4: serial FX routing

By default, Peak processes effects in parallel. However, a later update added the ability to process effects in series, which is more common in the synth space. This is great, except it doesn't do it properly.

With parallel processing, the effect knobs are effectively sends. At maximum level, you hear a 50% dry/50% wet signal. But with serial processing, Peak introduces a slightly delayed copy of the dry sound into the wet audio path. The “wet” signal is no longer actually wet, but a dry/wet mix, with the effect knobs controlling the mix level. Unless one of those effects is fully wet (not likely with Chorus/Delay/Reverb), whatever amount of the copied dry sound still remains in the final wet signal then clashes with the original dry signal, creating combing and loudness issues.
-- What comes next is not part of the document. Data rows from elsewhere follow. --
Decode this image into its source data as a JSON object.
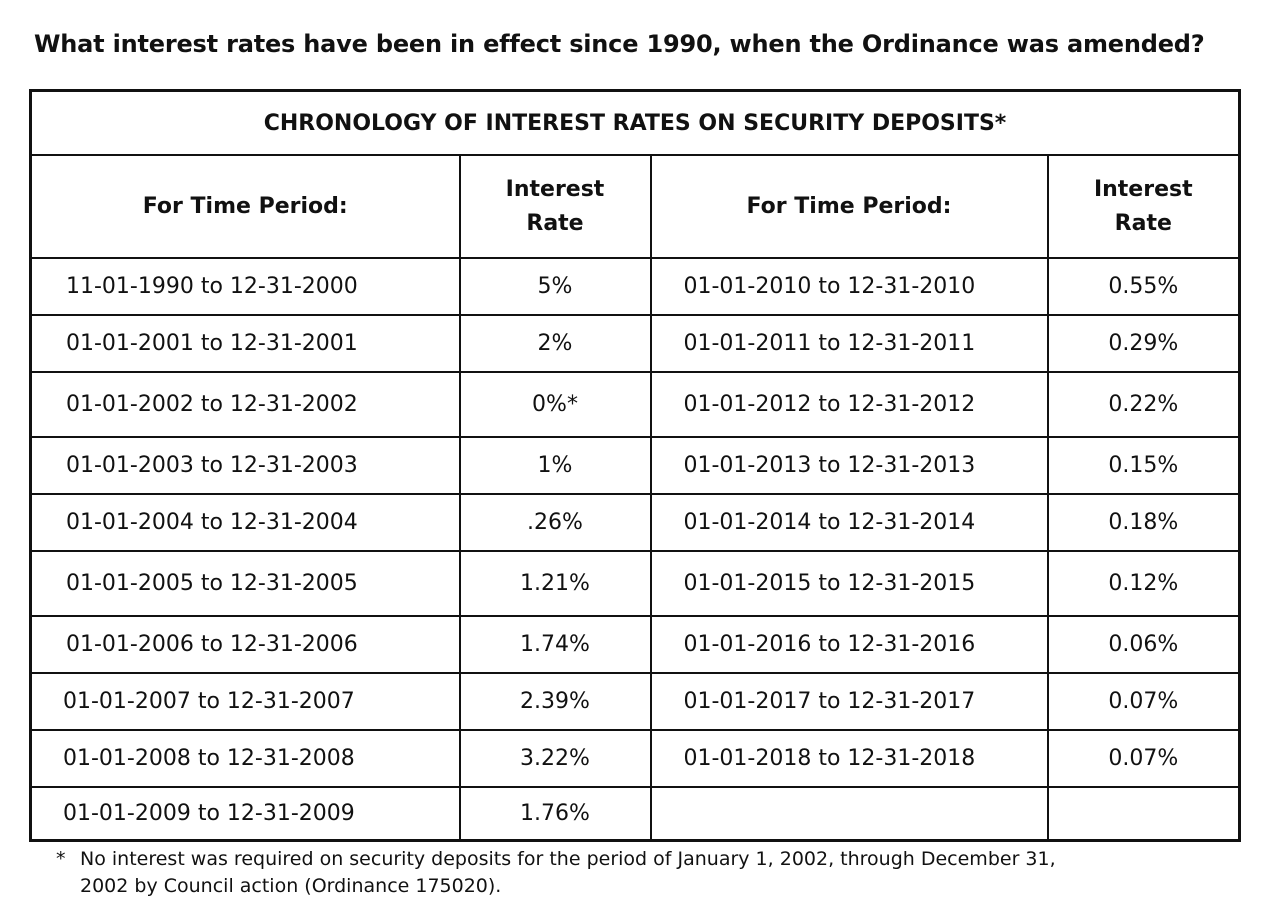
{
  "question": "What interest rates have been in effect since 1990, when the Ordinance was amended?",
  "table": {
    "title": "CHRONOLOGY OF INTEREST RATES ON SECURITY DEPOSITS*",
    "headers": {
      "period": "For Time Period:",
      "rate_line1": "Interest",
      "rate_line2": "Rate"
    },
    "rows": [
      {
        "p1": "11-01-1990 to 12-31-2000",
        "r1": "5%",
        "p2": "01-01-2010 to 12-31-2010",
        "r2": "0.55%"
      },
      {
        "p1": "01-01-2001 to 12-31-2001",
        "r1": "2%",
        "p2": "01-01-2011 to 12-31-2011",
        "r2": "0.29%"
      },
      {
        "p1": "01-01-2002 to 12-31-2002",
        "r1": "0%*",
        "p2": "01-01-2012 to 12-31-2012",
        "r2": "0.22%"
      },
      {
        "p1": "01-01-2003 to 12-31-2003",
        "r1": "1%",
        "p2": "01-01-2013 to 12-31-2013",
        "r2": "0.15%"
      },
      {
        "p1": "01-01-2004 to 12-31-2004",
        "r1": ".26%",
        "p2": "01-01-2014 to 12-31-2014",
        "r2": "0.18%"
      },
      {
        "p1": "01-01-2005 to 12-31-2005",
        "r1": "1.21%",
        "p2": "01-01-2015 to 12-31-2015",
        "r2": "0.12%"
      },
      {
        "p1": "01-01-2006 to 12-31-2006",
        "r1": "1.74%",
        "p2": "01-01-2016 to 12-31-2016",
        "r2": "0.06%"
      },
      {
        "p1": "01-01-2007 to 12-31-2007",
        "r1": "2.39%",
        "p2": "01-01-2017 to 12-31-2017",
        "r2": "0.07%"
      },
      {
        "p1": "01-01-2008 to 12-31-2008",
        "r1": "3.22%",
        "p2": "01-01-2018 to 12-31-2018",
        "r2": "0.07%"
      },
      {
        "p1": "01-01-2009 to 12-31-2009",
        "r1": "1.76%",
        "p2": "",
        "r2": ""
      }
    ]
  },
  "footnote": {
    "marker": "*",
    "line1": "No interest was required on security deposits for the period of January 1, 2002, through December 31,",
    "line2": "2002 by Council action (Ordinance 175020)."
  }
}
There's no proper workaround. The closest thing to a fix is to set the dry level to 0%, leaving you with just the “wet” signal, which is, again, a dry/wet mix. Then you'll be able to hear what you're supposed to be hearing. But you give up using the Bypass button on the panel, which now mutes the whole synth instead of bypassing only the effects. This whole thing could be fixed by simply removing the duplicate dry signal at the end of the serial processing path, but a Peak representative was adamant this is a feature, not a bug. Given the inconsistency and the complete lack of mention in the manual, I very much doubt it.

5: animate buttons

These are not exactly a con, but they feel like a bit of a miss — like Novation realized it needed more ways to provide expression but couldn't find the room for macro knobs. Toggling modulations on or off is better than nothing, but it feels limiting and sadly, isn't actually suitable for playing expressively. They serve more as buttons you push to change your preset into a slightly different preset, which, again, is better than nothing, but feels a bit stilted.